Friday, January 6, 2012

2 Sum Problem : Given an integer array and a number T, find all unique pairs of (a, b) whose sum is equal to T

This updated information has been further expanded upon on my new website. You can find the updated details here: https://k5kc.com/cs/algorithms/2sum-problem/.
You are given an array of n integers and a target sum T. The goal is to determine whether or not there are two numbers x,y in A with x+y=T.

Example : Suppose we have an int array = {5, 3, 7, 0, 1, 4, 2} and T = 5. The unique pairs that sum up to 5 are (5, 0) (3, 2) and (1, 4).

There are three approaches to solve this problem - 1) brute force, 2) sort the array and use binary and search, and 3) Using the hashtable. 
Please scroll down, if you are only interested in the best approach i.e. approach 3 using hashtables.

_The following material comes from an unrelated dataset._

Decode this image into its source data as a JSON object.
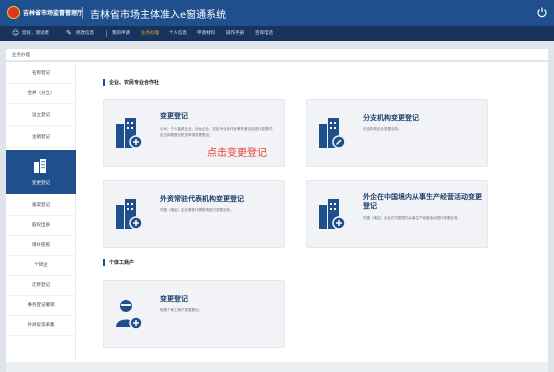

Approach 1 : Brute force method
The first approach is to use brute force which gives time complexity of O(n^2) and space complexity of O(n). We basically just have to loop through the array and for each number we add it to each of other numbers and see if they sum up to 5. If so, we print out the pair. Here is the code for brute force approach:
void findPairOfSum(int arrayOfNum[], int arraySize, int sum)
{
  for (int i = 0; i < arraySize; i++)
  {
    for (int j = i; j < arraySize; j++)
    {
      if (arrayOfNum[i] + arrayOfNum[j] == sum)
        cout << "(" << arrayOfNum[i] << ", " << arrayOfNum[j] << ")" << endl;
    }
  }
} 
The second approach is to use a hash table to store the difference between sum and each of the elements in the array. Then as we loop through the array, check each element against the hash table. If the element presents, then print out the key value pair. For example, if we hash the example array we'll have this hash table:
Key   Value
5        5 - 5 = 0
3        5 - 3 = 2
7        5 - 7 = -2
0        5 - 0 = 5
1        5 - 1 = 4
4        5 - 4 = 1
2        5 - 3 = 2

This approach will have the time complexity of O(n) and space complexity of O(n). Thus, chose your method wisely, depending on your need (speed or space efficiency).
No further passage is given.